Safety in the bedroom
- When purchasing an electric blanket, always buy new; be wary of second-hand devices.
- Consider blankets with overheat protection as they are safer.
- Always follow manufacturer’s instructions when using your electric blanket.
- Tie electric blankets firmly down and never stick pins in them to secure them to the bed.
- Never use a hot water bottle at the same time as an electric blanket.
- You should have a blanket serviced if it's over three years old. If it is damaged, scorched or the connections are loose or worn, get the blanket checked immediately.
- When storing your electric blanket, roll or fold it with as few creases as possible and store it away from other bedding.
- Never smoke in bed.
Safety in the bathroom
- The combination of water and electrical appliances makes taking safety precautions in and around the bathroom incredibly important.
- Electric socket outlets are permitted to be installed in bathrooms providing they are the RCCD type. You must still be particularly safety conscious when using these because of water and condensation.
- Never use portable appliances in the bathroom, even if you plug them in outside.
- Fixed appliances, such as heaters, towel rails and mirror lights, must be firmly attached to the wall. They can be located above a bath or near the shower provided they have been installed with permanent wiring and the correct RCCD type socket protection, by a registered electrician.
- We strongly recommend using a qualified registered electrician for all electrical work in the bathroom.
- You can install a shaver if it runs off a permanent shaver socket with an isolating transformer.
- Metal frames for example, those around showers or mirrors must be securely earthed and bonded to the remaining metal-work in the bathroom.
- If you don’t have an external socket, the simplest way to plug in equipment you’re using outside is to put an extension cable through the door or window and plug this into a socket that is protected by an RCCD inside the house.

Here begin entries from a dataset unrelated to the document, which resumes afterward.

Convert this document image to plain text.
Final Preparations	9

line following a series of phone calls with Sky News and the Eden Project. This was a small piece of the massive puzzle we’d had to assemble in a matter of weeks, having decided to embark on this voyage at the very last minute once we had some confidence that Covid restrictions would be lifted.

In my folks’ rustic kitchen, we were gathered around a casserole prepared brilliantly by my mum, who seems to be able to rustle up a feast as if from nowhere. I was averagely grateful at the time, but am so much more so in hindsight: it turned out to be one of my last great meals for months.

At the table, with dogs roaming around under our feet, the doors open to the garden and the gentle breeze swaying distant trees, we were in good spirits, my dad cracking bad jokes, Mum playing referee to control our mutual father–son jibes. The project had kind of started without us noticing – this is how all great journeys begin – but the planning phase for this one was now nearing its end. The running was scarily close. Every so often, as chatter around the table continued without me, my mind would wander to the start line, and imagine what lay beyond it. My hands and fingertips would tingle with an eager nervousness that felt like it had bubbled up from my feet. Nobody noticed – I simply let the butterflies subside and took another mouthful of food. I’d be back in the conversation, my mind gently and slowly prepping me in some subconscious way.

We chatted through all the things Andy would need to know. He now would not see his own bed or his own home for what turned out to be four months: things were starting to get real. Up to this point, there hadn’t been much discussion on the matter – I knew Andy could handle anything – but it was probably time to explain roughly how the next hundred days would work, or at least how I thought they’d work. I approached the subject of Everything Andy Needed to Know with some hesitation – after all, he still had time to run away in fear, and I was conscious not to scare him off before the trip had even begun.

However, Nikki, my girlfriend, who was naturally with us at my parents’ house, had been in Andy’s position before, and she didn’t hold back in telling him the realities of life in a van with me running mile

Make sure the doors or windows don’t jam the cord.
- Beware of trailing cords; make sure you keep the cord away from any appliance you’re using, where there’s no chance of cutting through it.
- If you do cut the cord, keep everyone well away from the equipment and the cord. Pull the plug out from the mains socket before you touch the cord - even if you’ve fitted the necessary safety devices.
- Don’t repair the break with insulating tape. Fit a waterproof rubber cable connector, and make sure it’s properly connected.
- Where possible use the shortest extension cord you have available. As a longer cord reduces the supply of electricity and can cause serious hazards.
- Beware of ladders with aluminum parts – if they come into contact with power lines they will act as conductors of electricity. Remember it’s safer and easier to carry your ladder horizontally when moving around.
- Whether you are cleaning out gutters or painting, always be careful when working on your roof. Look up to check the location of overhead wiring in relation to where you are working.
- Check before you dig! Before you begin any property maintenance or excavation work make sure you identify any underground wires or services. Your network company should be able to assist with telling you the position of gas, electricity and water supplies on your property.
- Kite flying or playing near power lines can be fatal – if a kite gets caught in the power lines never attempt to retrieve it.
- It is your responsibility to ensure that trees on your property do not interfere with power lines. Never attempt to remove tree or debris yourself, hire a tree clearing expert or contact your network company.